Il était une fois, au bord d'une vieille forêt où coulaient doucement des eaux fraîches, vivait un blaireau orgueilleux. Ce blaireau était fier de l'éclat de sa fourrure d'un noir de jais et prenait grand plaisir à donner des leçons d'élégance à tous ceux qui l'entouraient. Un beau jour, les senteurs de noix et de fruits qui se répandaient depuis la vaste ferme juste au-delà de la forêt lui firent piquer le nez. En s'approchant de la source de l'odeur, il vit avec stupeur tout un troupeau de cochons qui menait une vie de débauche dans la boue et mangeait avec appétit.
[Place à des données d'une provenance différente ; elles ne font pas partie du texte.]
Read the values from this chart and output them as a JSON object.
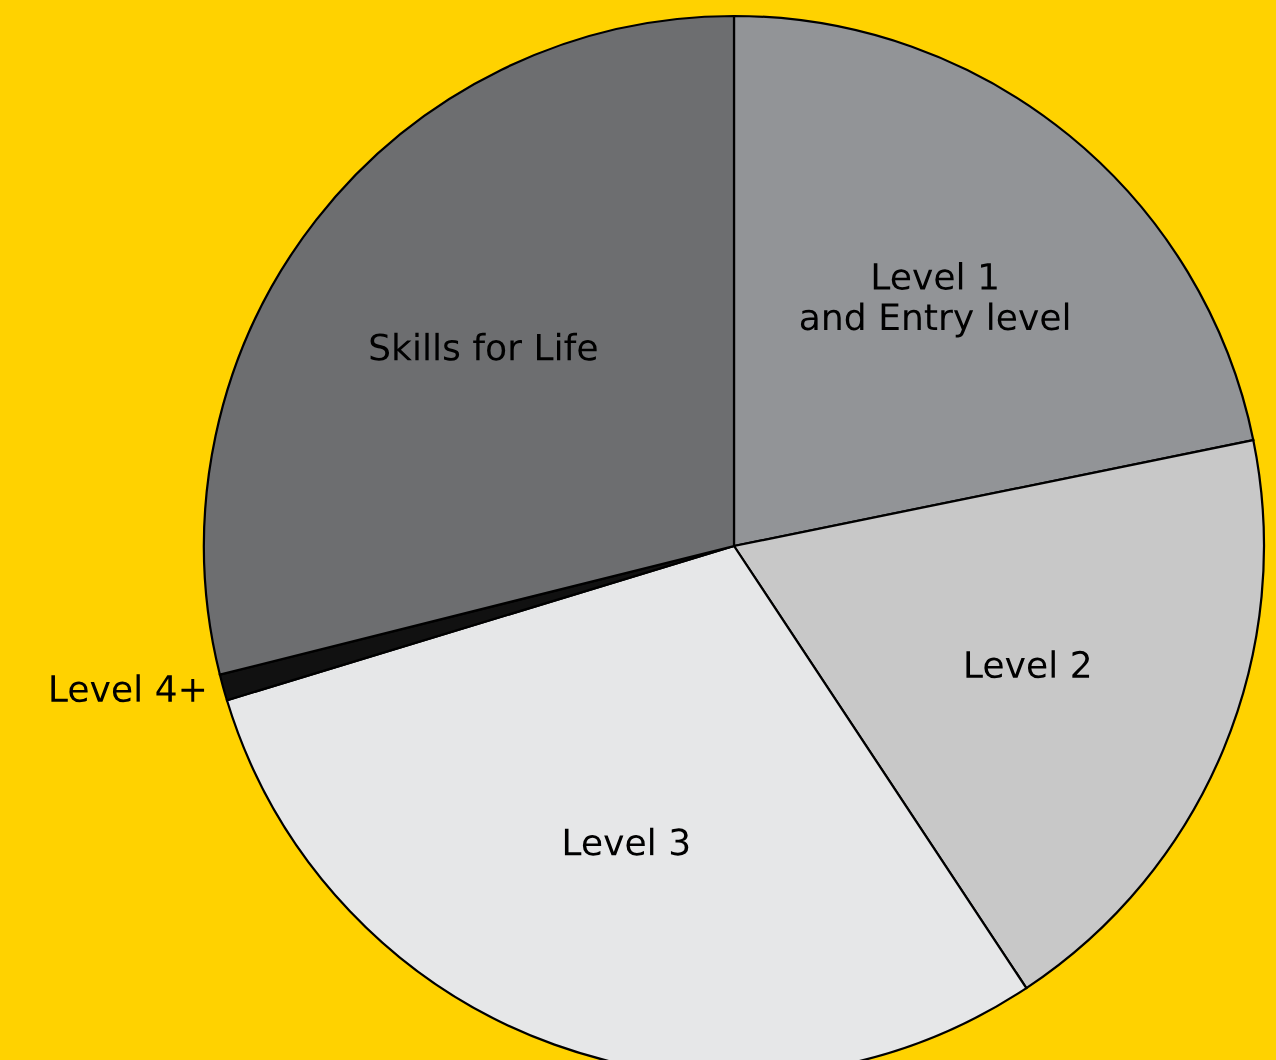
{
  "chart_data": {
    "type": "pie",
    "categories": [
      "Level 1\nand Entry level",
      "Level 2",
      "Level 3",
      "Level 4+",
      "Skills for Life"
    ],
    "values": [
      21.8,
      18.9,
      29.6,
      0.8,
      28.9
    ],
    "colors": [
      "#929497",
      "#c8c8c8",
      "#e6e7e8",
      "#111111",
      "#6d6e70"
    ]
  }
}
Vaincu par les gargouillements de son ventre, le blaireau orgueilleux mit son dégoût de côté et se glissa parmi cette foule insatiable. Au début, il avait seulement prévu de grignoter un peu de ces mets savoureux et de retourner aussitôt au fond de la forêt. Mais le festin de la table était si doux qu'il oublia complètement comment passait la journée et la boue qui le couvrait.
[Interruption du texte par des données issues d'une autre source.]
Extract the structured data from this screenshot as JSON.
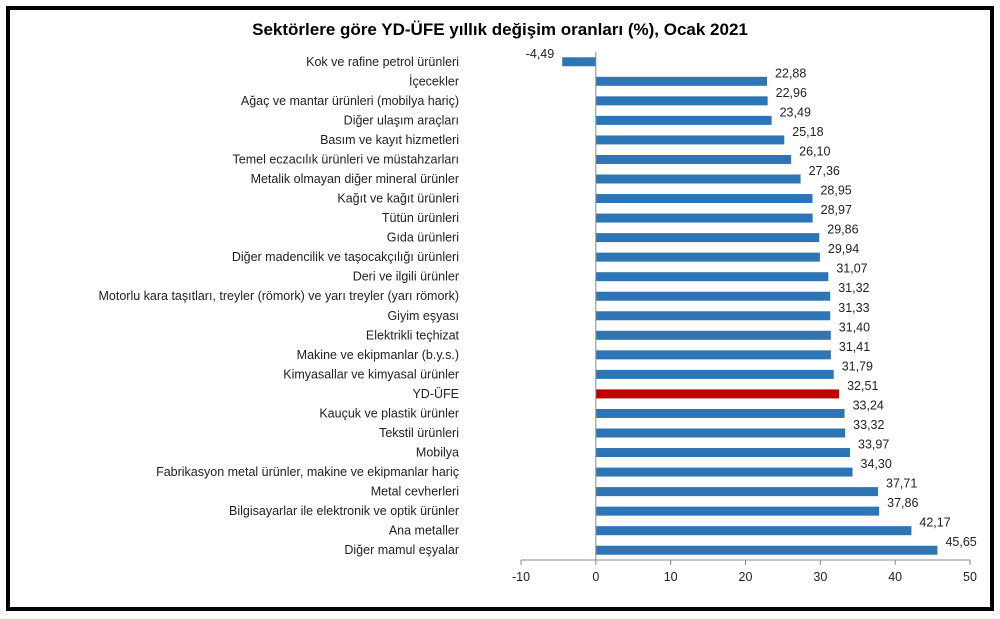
{
  "chart_data": {
    "type": "bar",
    "orientation": "horizontal",
    "title": "Sektörlere göre YD-ÜFE yıllık değişim oranları (%), Ocak 2021",
    "xlabel": "",
    "ylabel": "",
    "xlim": [
      -10,
      50
    ],
    "xticks": [
      "-10",
      "0",
      "10",
      "20",
      "30",
      "40",
      "50"
    ],
    "grid": false,
    "colors": {
      "default": "#2E75B6",
      "highlight": "#C00000"
    },
    "highlight": "YD-ÜFE",
    "categories": [
      "Kok ve rafine petrol ürünleri",
      "İçecekler",
      "Ağaç ve mantar ürünleri (mobilya hariç)",
      "Diğer ulaşım araçları",
      "Basım ve kayıt hizmetleri",
      "Temel eczacılık ürünleri ve müstahzarları",
      "Metalik olmayan diğer mineral ürünler",
      "Kağıt ve kağıt ürünleri",
      "Tütün ürünleri",
      "Gıda ürünleri",
      "Diğer madencilik ve taşocakçılığı ürünleri",
      "Deri ve ilgili ürünler",
      "Motorlu kara taşıtları, treyler (römork) ve yarı treyler (yarı römork)",
      "Giyim eşyası",
      "Elektrikli teçhizat",
      "Makine ve ekipmanlar (b.y.s.)",
      "Kimyasallar ve kimyasal ürünler",
      "YD-ÜFE",
      "Kauçuk ve plastik ürünler",
      "Tekstil ürünleri",
      "Mobilya",
      "Fabrikasyon metal ürünler, makine ve ekipmanlar hariç",
      "Metal cevherleri",
      "Bilgisayarlar ile elektronik ve optik ürünler",
      "Ana metaller",
      "Diğer mamul eşyalar"
    ],
    "values": [
      -4.49,
      22.88,
      22.96,
      23.49,
      25.18,
      26.1,
      27.36,
      28.95,
      28.97,
      29.86,
      29.94,
      31.07,
      31.32,
      31.33,
      31.4,
      31.41,
      31.79,
      32.51,
      33.24,
      33.32,
      33.97,
      34.3,
      37.71,
      37.86,
      42.17,
      45.65
    ],
    "data_labels": [
      "-4,49",
      "22,88",
      "22,96",
      "23,49",
      "25,18",
      "26,10",
      "27,36",
      "28,95",
      "28,97",
      "29,86",
      "29,94",
      "31,07",
      "31,32",
      "31,33",
      "31,40",
      "31,41",
      "31,79",
      "32,51",
      "33,24",
      "33,32",
      "33,97",
      "34,30",
      "37,71",
      "37,86",
      "42,17",
      "45,65"
    ]
  }
}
Avec le temps, les manières bruyantes et avides des cochons ne parurent plus du tout gênantes au blaireau. Le vieux et sage limier de la ferme le vit de loin et l'appela en l'avertissant amicalement. "Hé, frère blaireau, que fait un animal noble comme toi dans ce troupeau bruyant ?" Mais le blaireau secoua la tête avec vantardise et répondit au limier avec arrogance. "Je ne fais que goûter à ces bienfaits exquis ; leur saleté ne me collera jamais." Tandis que le limier s'éloignait en poussant un profond soupir, la nuit s'enveloppa soudain d'une obscurité d'encre. Juste à cet instant, le fermier furieux, qui voulait protéger les récoltes de son jardin, arriva avec un grand filet à la main.

Pendant que les cochons, qui n'eurent pas le temps de fuir, se piétinaient les uns les autres, le blaireau aussi resta coincé dans l'énorme filet. Tandis que le fermier ligotait solidement les créatures nuisibles qu'il avait attrapées, le blaireau se mit à se débattre de peur. "Libère-moi, mon ami, je ne suis pas de ces cochons sales, je ne suis qu'un habitant innocent de la forêt !" cria-t-il. Le fermier jeta au blaireau un regard froid et impitoyable et serra encore davantage le nœud du filet. "Ce n'est pas la fourrure que tu portes qui dit qui tu es, mais les compagnons auprès de qui tu te tiens", dit l'homme avec fermeté. "Si tu as partagé leur table, tu partageras bien sûr aussi leur destin", dit-il en les traînant tous au loin. Le blaireau dut payer avec regret le prix de son orgueil et de ses mauvaises amitiés dans une cage obscure. La proximité nouée avec les mauvaises personnes est condamnée à laisser même les intentions les plus pures dans l'ombre de la saleté. Qui se couche avec les chiens se lève avec des puces.